Sumaira Shaikh on the road to Dongri Danger her first standup special Its difficult for female comedians to get the numbers

Sumaira Shaikh in Pushpavalli [right]

The other thing fiction storytelling has taught me is patience because writing fiction inherently involves a lot of feedback coming in from different quarters. So you get used to sitting and fixing every little thing. With stand-up comedy earlier, I used to be a little impatient — I would wonder everyday why something wasn’t working out or why people weren’t laughing. But now, I’ve taken that learning to stand-up, where if something doesn’t work out, I know that I can go back and rewrite it. I tell myself I’ve done this before with fiction, and it’s in fact much easier to do with stand-up because it’s my own thing. 

As someone whose artform exists at the intersection of number of tickets sold and views on the internet, what metric do you personally use to gauge your success?

It changes every six months. When I initially started putting out my videos on YouTube — those were directed and edited by Kenny Sebastian — the metric for success was 1 million views. It was assumed that there was no point in putting out a video if you don’t cross that mark. At that time, I was very fortunate to have been surrounded by comics who had already seen the ups and downs of the medium. 
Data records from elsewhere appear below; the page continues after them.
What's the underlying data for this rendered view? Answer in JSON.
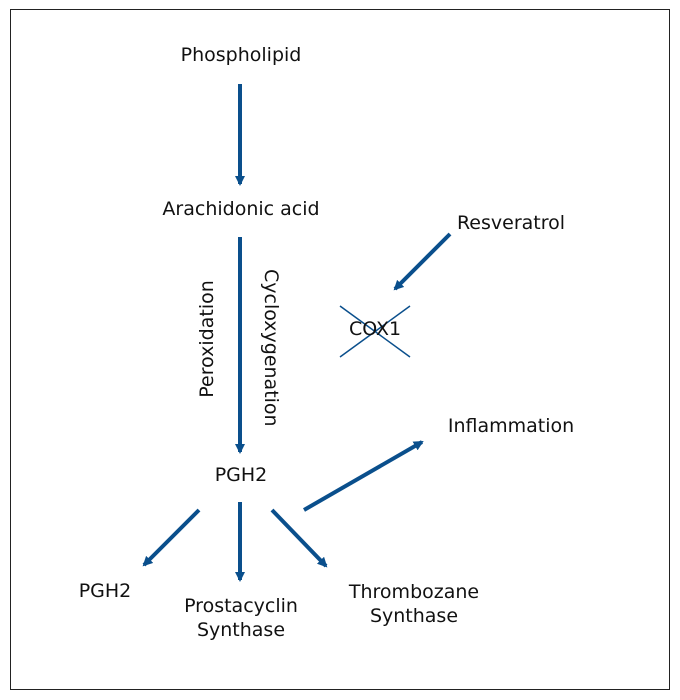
{
  "diagram": {
    "nodes": {
      "phospholipid": "Phospholipid",
      "arachidonic_acid": "Arachidonic acid",
      "resveratrol": "Resveratrol",
      "cox1": "COX1",
      "inflammation": "Inflammation",
      "pgh2_center": "PGH2",
      "pgh2_left": "PGH2",
      "prostacyclin_line1": "Prostacyclin",
      "prostacyclin_line2": "Synthase",
      "thrombozane_line1": "Thrombozane",
      "thrombozane_line2": "Synthase"
    },
    "edge_labels": {
      "peroxidation": "Peroxidation",
      "cyclooxygenation": "Cycloxygenation"
    },
    "colors": {
      "arrow": "#0a4f8c",
      "text": "#111111",
      "border": "#222222"
    }
  }
}
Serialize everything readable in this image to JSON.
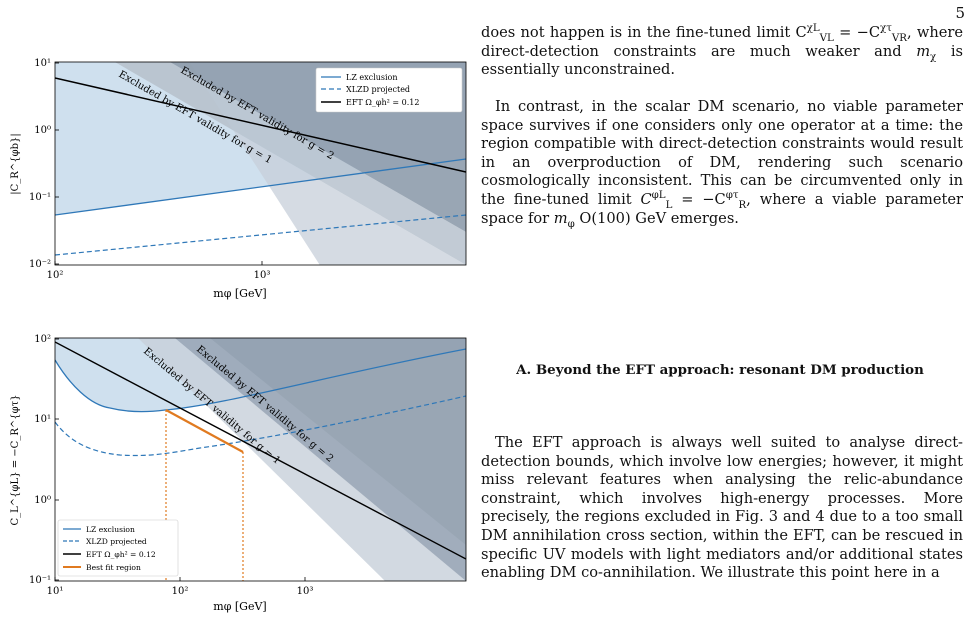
{
  "page": {
    "number": "5"
  },
  "figure_top": {
    "xlabel": "mφ [GeV]",
    "ylabel": "|C_R^{φb}|",
    "x_ticks": [
      "10²",
      "10³"
    ],
    "y_ticks": [
      "10¹",
      "10⁰",
      "10⁻¹",
      "10⁻²"
    ],
    "band_labels": [
      "Excluded by EFT validity for g = 1",
      "Excluded by EFT validity for g = 2"
    ],
    "legend": [
      "LZ exclusion",
      "XLZD projected",
      "EFT Ω_φh² = 0.12"
    ]
  },
  "figure_bottom": {
    "xlabel": "mφ [GeV]",
    "ylabel": "C_L^{φL} = −C_R^{φτ}",
    "x_ticks": [
      "10¹",
      "10²",
      "10³"
    ],
    "y_ticks": [
      "10²",
      "10¹",
      "10⁰",
      "10⁻¹"
    ],
    "band_labels": [
      "Excluded by EFT validity for g = 1",
      "Excluded by EFT validity for g = 2"
    ],
    "legend": [
      "LZ exclusion",
      "XLZD projected",
      "EFT Ω_φh² = 0.12",
      "Best fit region"
    ]
  },
  "chart_data": [
    {
      "type": "line",
      "x": [
        100,
        200,
        500,
        1000,
        2000,
        5000
      ],
      "xlim": [
        100,
        5000
      ],
      "ylim": [
        0.006,
        10
      ],
      "xscale": "log",
      "yscale": "log",
      "series": [
        {
          "name": "LZ exclusion",
          "x": [
            100,
            5000
          ],
          "y": [
            0.045,
            0.3
          ]
        },
        {
          "name": "XLZD projected",
          "x": [
            100,
            5000
          ],
          "y": [
            0.0095,
            0.065
          ]
        },
        {
          "name": "EFT Ω_φh² = 0.12",
          "x": [
            100,
            5000
          ],
          "y": [
            6.5,
            0.13
          ]
        }
      ]
    },
    {
      "type": "line",
      "xlim": [
        10,
        5000
      ],
      "ylim": [
        0.1,
        100
      ],
      "xscale": "log",
      "yscale": "log",
      "series": [
        {
          "name": "LZ exclusion",
          "x": [
            10,
            15,
            25,
            50,
            80,
            150,
            400,
            1000,
            5000
          ],
          "y": [
            40,
            20,
            12,
            9.5,
            10.5,
            14,
            22,
            32,
            70
          ]
        },
        {
          "name": "XLZD projected",
          "x": [
            10,
            15,
            25,
            50,
            80,
            150,
            400,
            1000,
            5000
          ],
          "y": [
            6.5,
            3.5,
            2.3,
            2.0,
            2.2,
            2.9,
            4.5,
            6.5,
            15
          ]
        },
        {
          "name": "EFT Ω_φh² = 0.12",
          "x": [
            10,
            5000
          ],
          "y": [
            80,
            0.18
          ]
        },
        {
          "name": "Best fit region",
          "x": [
            78,
            320
          ],
          "y": [
            10,
            2.6
          ]
        }
      ]
    }
  ],
  "text": {
    "p1_line1": "does not happen is in the fine-tuned limit C",
    "p1_sup1": "χL",
    "p1_sub1": "VL",
    "p1_mid": " = −C",
    "p1_sup2": "χτ",
    "p1_sub2": "VR",
    "p1_end": ",",
    "p1_rest": "where direct-detection constraints are much weaker and",
    "p1_m": "m",
    "p1_msub": "χ",
    "p1_tail": " is essentially unconstrained.",
    "p2": "In contrast, in the scalar DM scenario, no viable parameter space survives if one considers only one operator at a time: the region compatible with direct-detection constraints would result in an overproduction of DM, rendering such scenario cosmologically inconsistent. This can be circumvented only in the fine-tuned limit",
    "p2_c1": "C",
    "p2_c1sup": "φL",
    "p2_c1sub": "L",
    "p2_eq": " = −C",
    "p2_c2sup": "φτ",
    "p2_c2sub": "R",
    "p2_after": ", where a viable parameter space for",
    "p2_m": "m",
    "p2_msub": "φ",
    "p2_tail": " O(100) GeV emerges.",
    "section": "A.   Beyond the EFT approach: resonant DM production",
    "p3": "The EFT approach is always well suited to analyse direct-detection bounds, which involve low energies; however, it might miss relevant features when analysing the relic-abundance constraint, which involves high-energy processes. More precisely, the regions excluded in Fig. 3 and 4 due to a too small DM annihilation cross section, within the EFT, can be rescued in specific UV models with light mediators and/or additional states enabling DM co-annihilation. We illustrate this point here in a"
  }
}
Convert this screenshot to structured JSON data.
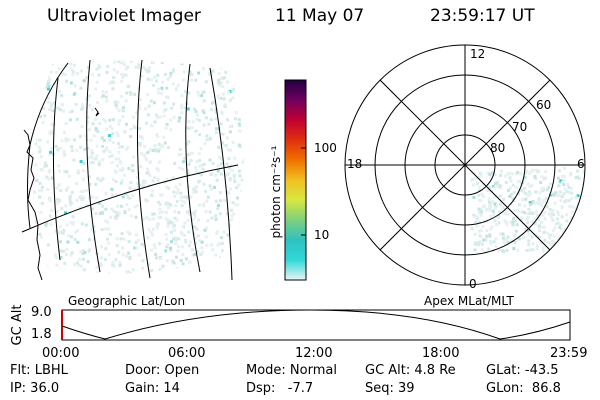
{
  "header": {
    "instrument": "Ultraviolet Imager",
    "date": "11 May 07",
    "time": "23:59:17 UT"
  },
  "geo_panel": {
    "label": "Geographic Lat/Lon"
  },
  "colorbar": {
    "unit_label": "photon cm⁻²s⁻¹",
    "ticks": [
      "100",
      "10"
    ],
    "scale": "log",
    "colors": [
      "#e8f4f4",
      "#30d8d8",
      "#30c0c0",
      "#7ed07e",
      "#d8e840",
      "#f0c020",
      "#f07000",
      "#e03010",
      "#c00030",
      "#700060",
      "#200040"
    ]
  },
  "polar_panel": {
    "label": "Apex MLat/MLT",
    "mlt_labels": {
      "top": "12",
      "left": "18",
      "right": "6",
      "bottom": "0"
    },
    "lat_labels": [
      "60",
      "70",
      "80"
    ]
  },
  "altitude_plot": {
    "ylabel": "GC Alt",
    "yticks": [
      "9.0",
      "1.8"
    ],
    "xticks": [
      "00:00",
      "06:00",
      "12:00",
      "18:00",
      "23:59"
    ]
  },
  "status": {
    "filter": "Flt: LBHL",
    "ip": "IP: 36.0",
    "door": "Door: Open",
    "gain": "Gain: 14",
    "mode": "Mode: Normal",
    "dsp": "Dsp:   -7.7",
    "gc_alt": "GC Alt: 4.8 Re",
    "seq": "Seq: 39",
    "glat": "GLat: -43.5",
    "glon": "GLon:  86.8"
  }
}
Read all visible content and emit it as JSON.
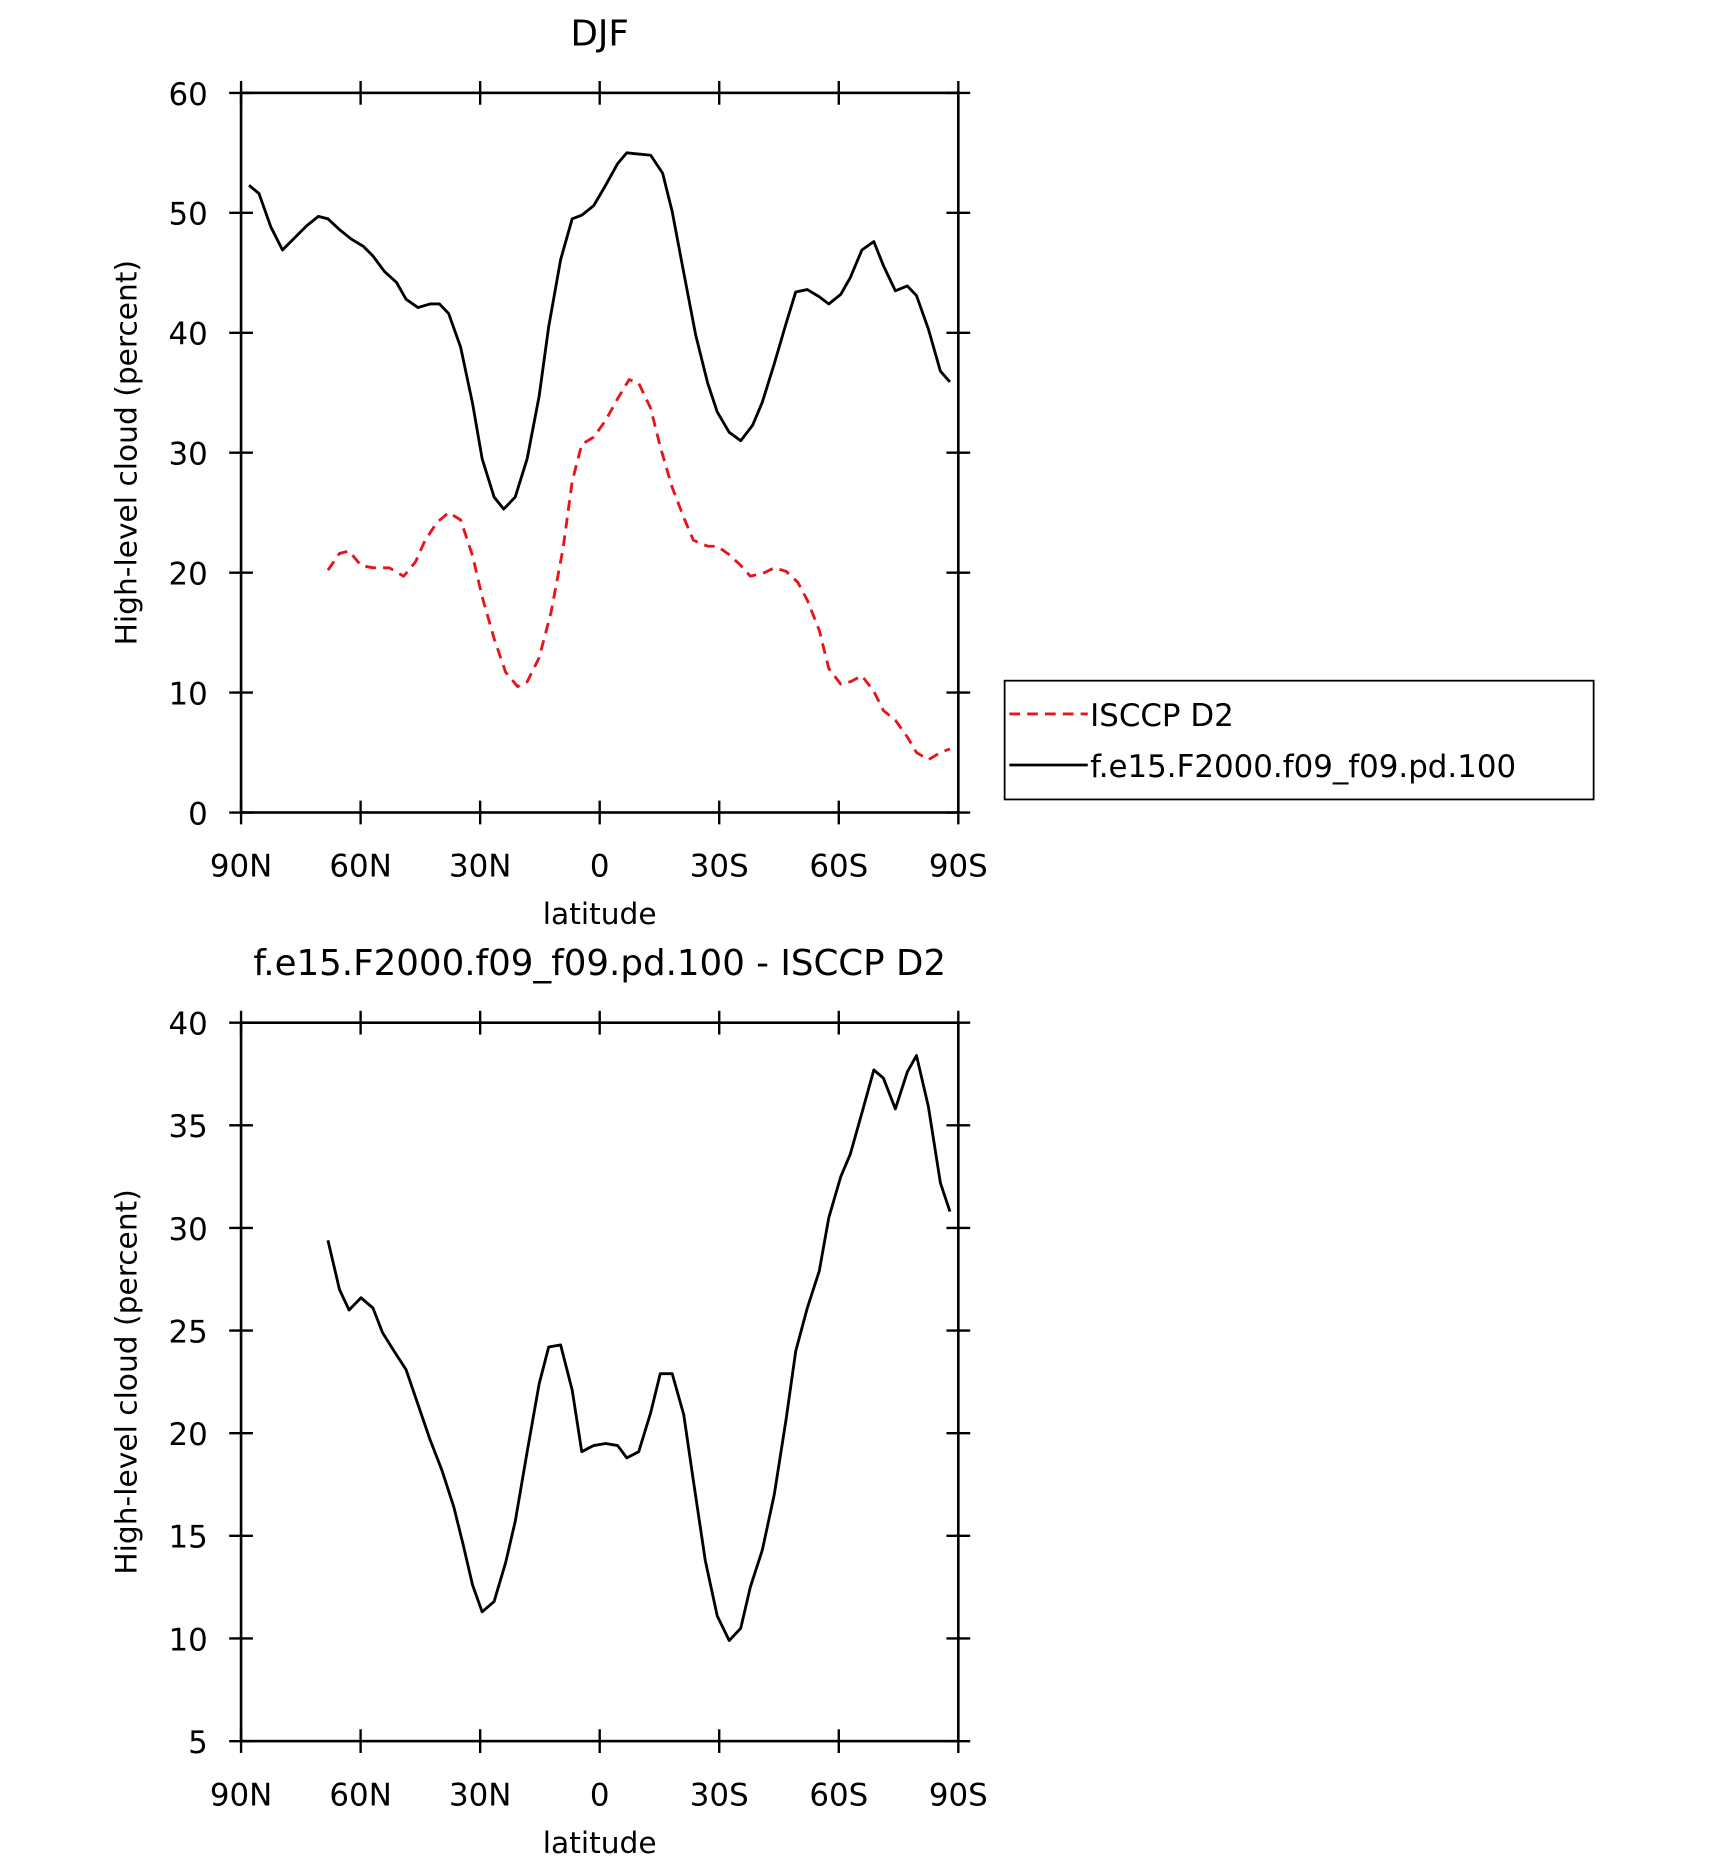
{
  "chart_data": [
    {
      "type": "line",
      "title": "DJF",
      "xlabel": "latitude",
      "ylabel": "High-level cloud (percent)",
      "xlim": [
        90,
        -90
      ],
      "xticks": [
        {
          "value": 90,
          "label": "90N"
        },
        {
          "value": 60,
          "label": "60N"
        },
        {
          "value": 30,
          "label": "30N"
        },
        0,
        {
          "value": -30,
          "label": "30S"
        },
        {
          "value": -60,
          "label": "60S"
        },
        {
          "value": -90,
          "label": "90S"
        }
      ],
      "ylim": [
        0,
        60
      ],
      "yticks": [
        0,
        10,
        20,
        30,
        40,
        50,
        60
      ],
      "legend": "right",
      "series": [
        {
          "name": "ISCCP D2",
          "color": "#e8141c",
          "dash": true,
          "x": [
            68.2,
            65.3,
            62.9,
            59.9,
            56.9,
            52.8,
            49.2,
            46.2,
            43.8,
            40.8,
            37.9,
            34.9,
            31.9,
            29.5,
            26.5,
            23.6,
            20.6,
            18.2,
            15.2,
            12.2,
            9.2,
            6.9,
            4.5,
            1.5,
            -1.5,
            -4.5,
            -7.4,
            -9.8,
            -12.8,
            -15.2,
            -18.2,
            -21.1,
            -23.5,
            -27.1,
            -29.5,
            -32.5,
            -35.4,
            -37.8,
            -41.4,
            -43.8,
            -46.8,
            -49.7,
            -52.1,
            -55.1,
            -57.5,
            -60.5,
            -62.9,
            -65.8,
            -68.8,
            -71.2,
            -74.2,
            -77.2,
            -79.5,
            -82.5,
            -85.5,
            -87.9
          ],
          "values": [
            20.2,
            21.6,
            21.8,
            20.6,
            20.4,
            20.4,
            19.7,
            20.9,
            22.7,
            24.2,
            25.0,
            24.4,
            21.4,
            18.0,
            14.5,
            11.7,
            10.5,
            10.9,
            12.9,
            16.7,
            22.0,
            27.6,
            30.7,
            31.3,
            32.7,
            34.5,
            36.1,
            35.8,
            33.7,
            30.5,
            27.1,
            24.6,
            22.7,
            22.2,
            22.2,
            21.5,
            20.6,
            19.7,
            20.0,
            20.4,
            20.1,
            19.2,
            17.7,
            15.2,
            12.0,
            10.7,
            10.9,
            11.4,
            10.1,
            8.5,
            7.7,
            6.3,
            5.0,
            4.4,
            5.0,
            5.3
          ]
        },
        {
          "name": "f.e15.F2000.f09_f09.pd.100",
          "color": "#000000",
          "dash": false,
          "x": [
            88,
            85.5,
            82.5,
            79.6,
            76.6,
            73.6,
            70.6,
            68.2,
            65.3,
            62.3,
            59.3,
            56.9,
            54,
            51,
            48.6,
            45.6,
            42.6,
            40.2,
            37.9,
            34.9,
            31.9,
            29.5,
            26.5,
            24.1,
            21.2,
            18.2,
            15.2,
            12.8,
            9.8,
            6.9,
            4.5,
            1.5,
            -1.5,
            -4.5,
            -6.8,
            -9.8,
            -12.8,
            -15.8,
            -18.2,
            -21.1,
            -24.1,
            -27.1,
            -29.5,
            -32.5,
            -35.4,
            -38.4,
            -40.8,
            -43.8,
            -46.8,
            -49.2,
            -52.1,
            -55.1,
            -57.5,
            -60.5,
            -62.9,
            -65.8,
            -68.8,
            -71.2,
            -74.2,
            -77.2,
            -79.5,
            -82.5,
            -85.5,
            -87.9
          ],
          "values": [
            52.3,
            51.6,
            48.8,
            46.9,
            47.9,
            48.9,
            49.7,
            49.5,
            48.6,
            47.8,
            47.2,
            46.4,
            45.1,
            44.2,
            42.8,
            42.1,
            42.4,
            42.4,
            41.6,
            38.8,
            34.1,
            29.5,
            26.3,
            25.3,
            26.3,
            29.5,
            34.7,
            40.5,
            46.1,
            49.5,
            49.8,
            50.6,
            52.3,
            54.1,
            55.0,
            54.9,
            54.8,
            53.3,
            50.1,
            45.0,
            39.8,
            35.8,
            33.4,
            31.7,
            31.0,
            32.3,
            34.2,
            37.4,
            40.8,
            43.4,
            43.6,
            43.0,
            42.4,
            43.2,
            44.6,
            46.9,
            47.6,
            45.6,
            43.5,
            43.9,
            43.1,
            40.3,
            36.8,
            35.9
          ]
        }
      ]
    },
    {
      "type": "line",
      "title": "f.e15.F2000.f09_f09.pd.100 - ISCCP D2",
      "xlabel": "latitude",
      "ylabel": "High-level cloud (percent)",
      "xlim": [
        90,
        -90
      ],
      "xticks": [
        {
          "value": 90,
          "label": "90N"
        },
        {
          "value": 60,
          "label": "60N"
        },
        {
          "value": 30,
          "label": "30N"
        },
        0,
        {
          "value": -30,
          "label": "30S"
        },
        {
          "value": -60,
          "label": "60S"
        },
        {
          "value": -90,
          "label": "90S"
        }
      ],
      "ylim": [
        5,
        40
      ],
      "yticks": [
        5,
        10,
        15,
        20,
        25,
        30,
        35,
        40
      ],
      "series": [
        {
          "color": "#000000",
          "dash": false,
          "x": [
            68.2,
            65.3,
            62.9,
            59.9,
            56.9,
            54.5,
            51.6,
            48.6,
            45.6,
            42.6,
            39.6,
            36.6,
            34.3,
            31.9,
            29.5,
            26.5,
            23.6,
            21.2,
            18.2,
            15.2,
            12.8,
            9.8,
            6.9,
            4.5,
            1.5,
            -1.5,
            -4.5,
            -6.8,
            -9.8,
            -12.8,
            -15.2,
            -18.2,
            -21.1,
            -23.5,
            -26.5,
            -29.5,
            -32.5,
            -35.4,
            -37.8,
            -40.8,
            -43.8,
            -46.8,
            -49.2,
            -52.1,
            -55.1,
            -57.5,
            -60.5,
            -62.9,
            -65.8,
            -68.8,
            -71.2,
            -74.2,
            -77.2,
            -79.5,
            -82.5,
            -85.5,
            -87.9
          ],
          "values": [
            29.4,
            27.0,
            26.0,
            26.6,
            26.1,
            24.9,
            24.0,
            23.1,
            21.4,
            19.7,
            18.2,
            16.4,
            14.6,
            12.6,
            11.3,
            11.8,
            13.7,
            15.7,
            19.1,
            22.4,
            24.2,
            24.3,
            22.1,
            19.1,
            19.4,
            19.5,
            19.4,
            18.8,
            19.1,
            21.0,
            22.9,
            22.9,
            20.9,
            17.7,
            13.8,
            11.1,
            9.9,
            10.5,
            12.5,
            14.3,
            17.0,
            20.7,
            24.0,
            26.1,
            27.9,
            30.5,
            32.5,
            33.6,
            35.6,
            37.7,
            37.3,
            35.8,
            37.6,
            38.4,
            35.9,
            32.2,
            30.8
          ]
        }
      ]
    }
  ]
}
Sumukhi had then told me that the point of putting your stuff on YouTube isn’t really not about getting 1 million views. It’s about finding your audience, and being consistent with your videos. Even if you have 100k views on a video, those 100k are people who like your voice, who like your joke, and who will buy a ticket to come see you perform on stage. Getting this advice really early on in my career saved me because when you get into the numbers game, you’re gone. If you look at my social media, I have 40k followers on Instagram, and close to 100k subscribers on YouTube — in terms of numbers, I’ve grown very slowly but it helps that these numbers translate well when I have to sell tickets. That’s only because I’ve been consistent with my work.

That seems less for a female comedian who has a stand-up comedy special on Amazon Prime Video…

I mean, it’s difficult for female comedians to get the numbers. I’m sorry to say this but I think Indian audiences inherently relate more to the topics that the male comedians talk about. Sumukhi once told me this math: Double the numbers that any female comedian has gotten for their videos, and that’s the number a male comedian would get. It’s really true.

Dongri Danger is streaming on Amazon Prime Video India.